Prop up on your elbows while lying on your stomach. Place your elbows directly under your shoulders, so they carry most of the weight. Depending on your preference, spread your feet hip- or shoulder-width apart and come up on the balls of your feet. Look down at the floor, activate the glutes and leg muscles and contract your abs -- imagine pulling your bellybutton toward your spine. You back must remain straight and your hips must stay parallel to the floor. Hold this position for as long as you can before releasing the tension. Repeat the exercise three times and try to hold the tension longer each time.

The Side Plank

The side plank focuses mainly on the oblique muscles, located on the sides of your waistline.
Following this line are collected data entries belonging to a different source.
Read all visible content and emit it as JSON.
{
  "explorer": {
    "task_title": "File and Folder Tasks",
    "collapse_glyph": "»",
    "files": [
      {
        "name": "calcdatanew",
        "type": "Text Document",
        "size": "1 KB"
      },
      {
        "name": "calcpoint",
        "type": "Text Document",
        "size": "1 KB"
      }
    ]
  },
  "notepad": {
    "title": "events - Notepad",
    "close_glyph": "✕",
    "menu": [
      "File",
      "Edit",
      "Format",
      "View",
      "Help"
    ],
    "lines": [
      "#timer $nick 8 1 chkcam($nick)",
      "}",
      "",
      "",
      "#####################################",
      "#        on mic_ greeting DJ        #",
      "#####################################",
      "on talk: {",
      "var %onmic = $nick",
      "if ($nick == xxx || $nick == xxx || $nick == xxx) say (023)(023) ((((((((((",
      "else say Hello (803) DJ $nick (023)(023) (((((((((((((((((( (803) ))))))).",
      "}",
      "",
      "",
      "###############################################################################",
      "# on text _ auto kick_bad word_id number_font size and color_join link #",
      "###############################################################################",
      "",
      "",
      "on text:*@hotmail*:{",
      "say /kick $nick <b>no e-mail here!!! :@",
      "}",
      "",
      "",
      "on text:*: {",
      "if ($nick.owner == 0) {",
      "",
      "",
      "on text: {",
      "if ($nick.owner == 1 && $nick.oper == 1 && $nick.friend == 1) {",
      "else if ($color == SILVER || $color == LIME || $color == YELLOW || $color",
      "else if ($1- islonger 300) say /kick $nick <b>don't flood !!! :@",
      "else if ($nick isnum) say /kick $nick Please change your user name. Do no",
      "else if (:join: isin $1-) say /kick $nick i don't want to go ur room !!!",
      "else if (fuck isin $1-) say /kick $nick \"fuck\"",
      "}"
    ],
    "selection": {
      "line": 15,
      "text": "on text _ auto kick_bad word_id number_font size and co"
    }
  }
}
Indirectly, you also use the hamstrings and glutes to stabilize the body. Perform the side plank as a separate exercise, or in a flowing motion following the front plank. As you lie on your side and prop up on one elbow, align your ankles, shoulders, hips and head. Keep your elbow under your shoulder, your back and legs straight, your abs contracted and don't allow your hips to lower to the floor. Hold this position for as long as you can before switching sides. Repeat the exercise three times on each side.


If you're new to exercise, modify the plank exercise until you're strong enough to perform the full exercise. Perform the front plank on your knees and make the side plank easier by bending the knee closest to the floor, while keeping the upper leg straight. When you've mastered both exercises, add a challenge by using straight arms instead of bending them at the elbows, or by raising one leg in the air.